I know that in life, no matter how hard one tries to keep up-to-date with everyone, somehow there will be relationships that wane. I know that this is not because the friends don't want to keep in touch, but because life happens, people change, and friends just drift away.
I can't help feeling that if I was at home instead of here, I would have known about all these things. Now, I don't want to be at home instead of here. By no means. I just don't like the feeling that with me and these friends, absence hasn't made the heart grow fonder. Rather, out of sight has meant out of mind. It's just stinky.

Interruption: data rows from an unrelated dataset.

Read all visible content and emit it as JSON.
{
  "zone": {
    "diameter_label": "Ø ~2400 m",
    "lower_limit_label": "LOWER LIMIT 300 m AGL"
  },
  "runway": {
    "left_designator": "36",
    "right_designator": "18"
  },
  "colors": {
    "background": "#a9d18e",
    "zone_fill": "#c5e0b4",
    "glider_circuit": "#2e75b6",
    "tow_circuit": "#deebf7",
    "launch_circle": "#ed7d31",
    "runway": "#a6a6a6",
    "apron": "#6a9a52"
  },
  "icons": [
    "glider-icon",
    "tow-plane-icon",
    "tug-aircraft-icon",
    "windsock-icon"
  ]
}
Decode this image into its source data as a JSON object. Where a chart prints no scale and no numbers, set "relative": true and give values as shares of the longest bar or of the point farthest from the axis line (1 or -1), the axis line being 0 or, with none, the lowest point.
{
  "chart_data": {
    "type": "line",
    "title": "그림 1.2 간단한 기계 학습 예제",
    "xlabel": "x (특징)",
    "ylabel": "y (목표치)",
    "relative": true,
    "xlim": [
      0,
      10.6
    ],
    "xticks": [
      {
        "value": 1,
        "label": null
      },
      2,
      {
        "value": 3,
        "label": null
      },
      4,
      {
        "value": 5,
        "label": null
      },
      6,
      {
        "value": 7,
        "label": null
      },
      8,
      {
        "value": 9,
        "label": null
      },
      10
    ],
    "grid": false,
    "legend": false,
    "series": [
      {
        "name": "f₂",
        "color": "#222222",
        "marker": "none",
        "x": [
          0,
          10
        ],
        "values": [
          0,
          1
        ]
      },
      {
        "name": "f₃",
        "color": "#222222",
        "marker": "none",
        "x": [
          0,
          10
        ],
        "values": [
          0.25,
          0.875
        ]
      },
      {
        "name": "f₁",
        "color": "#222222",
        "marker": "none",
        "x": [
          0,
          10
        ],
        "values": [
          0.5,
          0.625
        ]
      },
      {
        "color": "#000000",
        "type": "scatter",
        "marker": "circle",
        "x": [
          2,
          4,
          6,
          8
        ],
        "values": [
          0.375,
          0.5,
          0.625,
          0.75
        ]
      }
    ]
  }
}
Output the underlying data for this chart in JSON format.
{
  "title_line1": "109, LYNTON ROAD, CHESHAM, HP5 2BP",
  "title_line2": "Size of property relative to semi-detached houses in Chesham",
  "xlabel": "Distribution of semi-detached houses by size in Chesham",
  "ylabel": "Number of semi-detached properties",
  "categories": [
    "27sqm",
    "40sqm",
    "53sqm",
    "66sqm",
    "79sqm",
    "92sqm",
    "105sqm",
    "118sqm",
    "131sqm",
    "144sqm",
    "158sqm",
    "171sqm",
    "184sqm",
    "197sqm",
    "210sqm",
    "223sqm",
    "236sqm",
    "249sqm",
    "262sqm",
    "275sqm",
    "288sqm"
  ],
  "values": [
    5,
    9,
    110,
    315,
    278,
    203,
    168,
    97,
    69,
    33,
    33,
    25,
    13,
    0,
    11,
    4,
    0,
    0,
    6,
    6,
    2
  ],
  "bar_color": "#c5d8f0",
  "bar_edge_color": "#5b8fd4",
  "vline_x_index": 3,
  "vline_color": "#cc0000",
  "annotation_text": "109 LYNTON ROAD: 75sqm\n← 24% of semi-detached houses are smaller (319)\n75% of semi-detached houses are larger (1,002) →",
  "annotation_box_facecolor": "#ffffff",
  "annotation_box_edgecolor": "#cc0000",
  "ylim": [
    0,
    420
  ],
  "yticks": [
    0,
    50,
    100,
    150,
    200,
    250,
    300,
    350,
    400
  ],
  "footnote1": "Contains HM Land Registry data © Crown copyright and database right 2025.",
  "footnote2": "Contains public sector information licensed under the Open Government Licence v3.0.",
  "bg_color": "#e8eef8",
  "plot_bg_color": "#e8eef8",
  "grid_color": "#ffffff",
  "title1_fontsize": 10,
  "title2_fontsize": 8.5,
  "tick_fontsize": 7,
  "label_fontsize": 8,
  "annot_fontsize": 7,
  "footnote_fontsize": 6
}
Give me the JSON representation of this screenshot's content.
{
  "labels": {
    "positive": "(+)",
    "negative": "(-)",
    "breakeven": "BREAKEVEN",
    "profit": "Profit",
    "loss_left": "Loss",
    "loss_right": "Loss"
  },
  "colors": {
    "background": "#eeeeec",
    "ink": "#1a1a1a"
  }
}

My consolation is that, no matter how far I manage to drift from my Christian friends, we will have eternity together in the presence of the Lord. As much as I'd love to be with them now, and never lose track of the major events of their lives, I know that with them I will actually share the most significant event in our lives: blessed worship in the face of our God. I don't know all that much about what will go on in Heaven besides eternal worship of the Lamb, but I hope that we'll get a chance to catch up with one another and never have to worry about drifting away from one another again. That's not stinky, that's good.
2 comments:
I guess now would be a good time to tell you I got married last month and I'm moving to an undisclosed location to take a high level position on the Dick Cheney Assassination Squad. Sorry I forgot to tell you sooner.
I'm sorry this is making you sad, friend! I can totally see how it would, though. Don't worry ... if I get engaged or pregnant, I will most definitely be letting you know. ;)
But please don't expec to hear that kind of news from me for a long, loooooong time. Ha ha! I love reading your blog, and I love that YOU read MY blog!